Por último, afirma que algunas de las tecnologías desarrolladas durante COVID (como las visitas de telesalud y las evaluaciones por vídeo) han permitido a los especialistas ampliar su alcance. Ahora es más fácil que los pacientes se reúnan virtualmente con los equipos asistenciales a larga distancia. Y las familias pueden conectarse más fácilmente entre sí a través de grupos de apoyo virtuales para padres y hermanos.
Consejos a las Comunidades
El Dr. Duis ofrece consejos a las comunidades de quienes viven con enfermedades raras: "Una de las cosas más importantes que pueden hacer los colegios, profesionales sanitarios, entrenadores y otros adultos es reconocer el potencial de estos niños y lo inteligentes y asombrosos que son.
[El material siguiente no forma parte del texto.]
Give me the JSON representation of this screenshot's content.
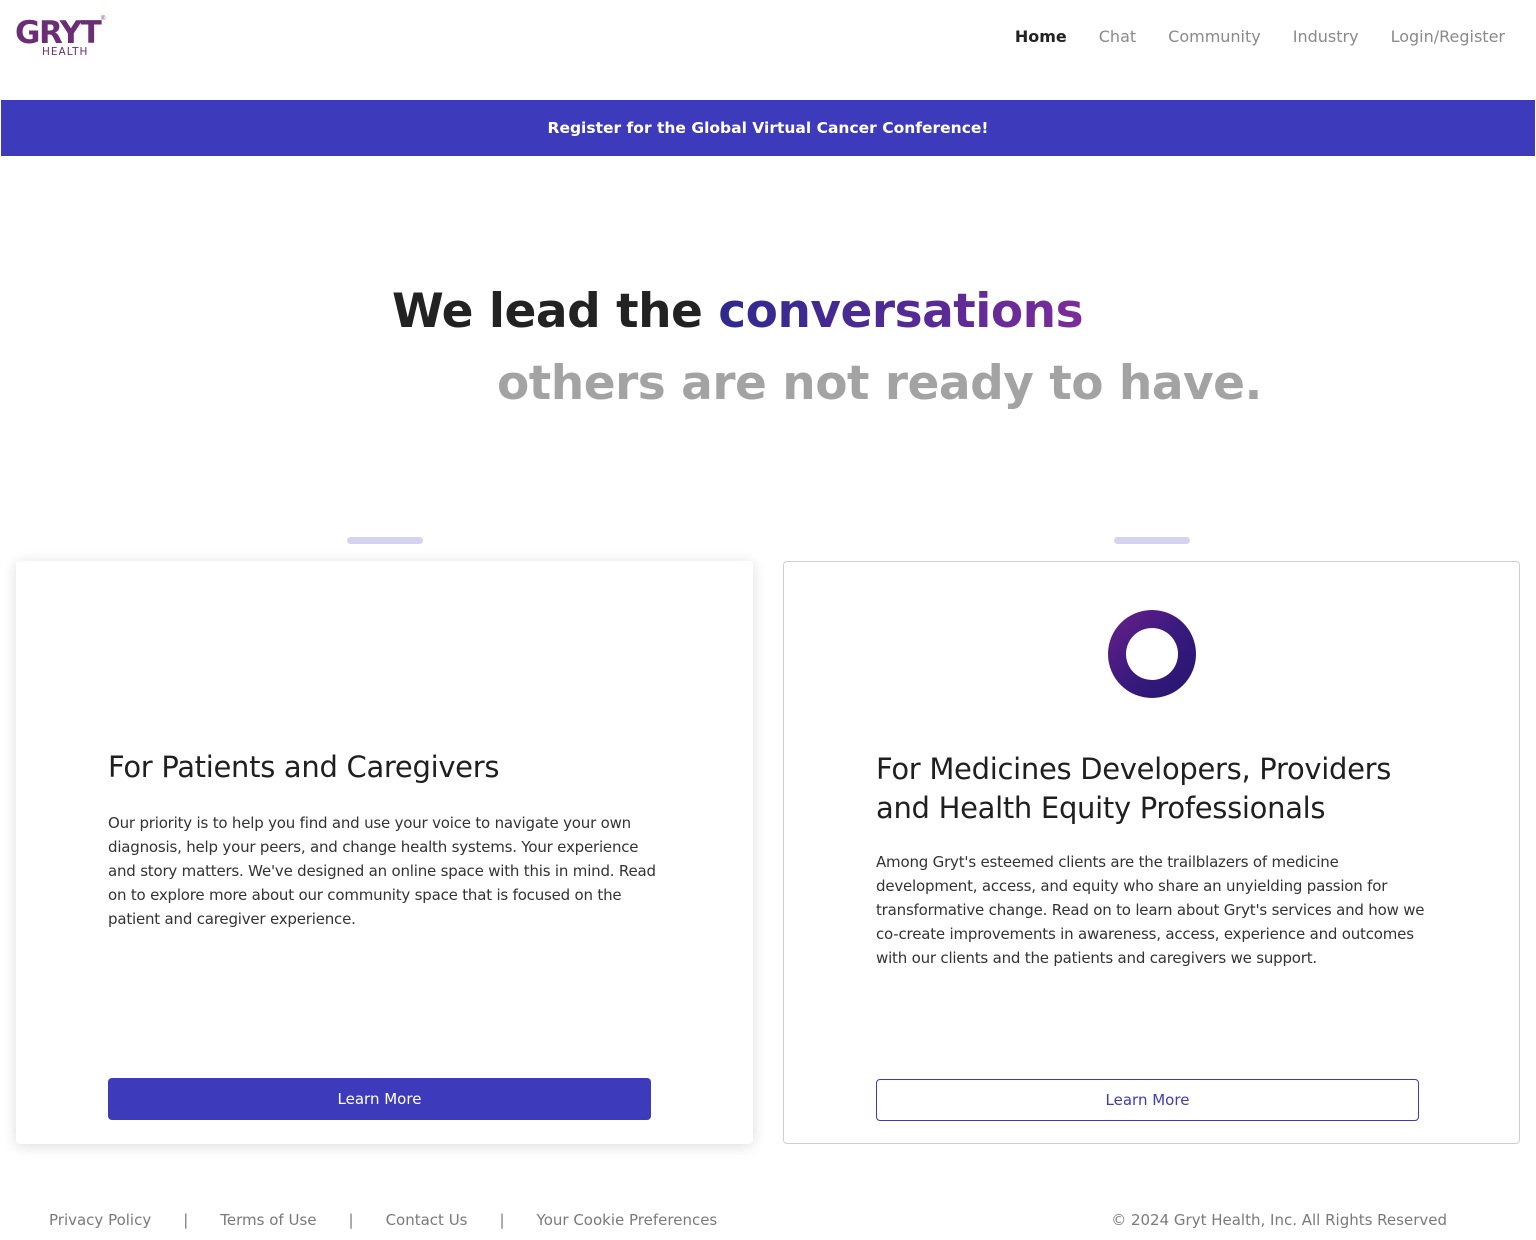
{
  "brand": {
    "name": "GRYT",
    "sub": "HEALTH",
    "tm": "®",
    "color": "#6b2e74"
  },
  "nav": {
    "items": [
      {
        "label": "Home",
        "active": true
      },
      {
        "label": "Chat"
      },
      {
        "label": "Community"
      },
      {
        "label": "Industry"
      },
      {
        "label": "Login/Register"
      }
    ]
  },
  "banner": {
    "text": "Register for the Global Virtual Cancer Conference!",
    "color": "#3d3bbb"
  },
  "hero": {
    "line1_prefix": "We lead the ",
    "line1_accent": "conversations",
    "line2": "others are not ready to have."
  },
  "cards": [
    {
      "title": "For Patients and Caregivers",
      "body": "Our priority is to help you find and use your voice to navigate your own diagnosis, help your peers, and change health systems. Your experience and story matters. We've designed an online space with this in mind. Read on to explore more about our community space that is focused on the patient and caregiver experience.",
      "button": "Learn More"
    },
    {
      "icon": "ring-icon",
      "title": "For Medicines Developers, Providers and Health Equity Professionals",
      "body": "Among Gryt's esteemed clients are the trailblazers of medicine development, access, and equity who share an unyielding passion for transformative change. Read on to learn about Gryt's services and how we co-create improvements in awareness, access, experience and outcomes with our clients and the patients and caregivers we support.",
      "button": "Learn More"
    }
  ],
  "footer": {
    "links": [
      "Privacy Policy",
      "Terms of Use",
      "Contact Us",
      "Your Cookie Preferences"
    ],
    "separator": "|",
    "copyright": "© 2024 Gryt Health, Inc. All Rights Reserved"
  }
}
Tenemos que hacer un mejor trabajo ayudando a estos niños a encontrar su voz," dice. Piense con originalidad, aconseja, y se sorprenderá de lo que ve.
Para saber más:
Para obtener más información sobre el Children's Hospital Colorado's Clínica del cromosoma 15, haga clic aquí.
Encuentre los libros infantiles del Dr. Duis libros para pacientes y hermanos aquí.
Busque los ensayos clínicos más recientes sobre la enfermedad de su hijo en clinicaltrials.gov
Si conoce alguna organización de investigación, empresa sanitaria o farmacéutica que esté trabajando en tratamientos para su trastorno, a veces puede ponerse en contacto directamente con ellas para ver si reúne los requisitos. Muchos tienen líneas telefónicas directas específicas para pacientes y familiares.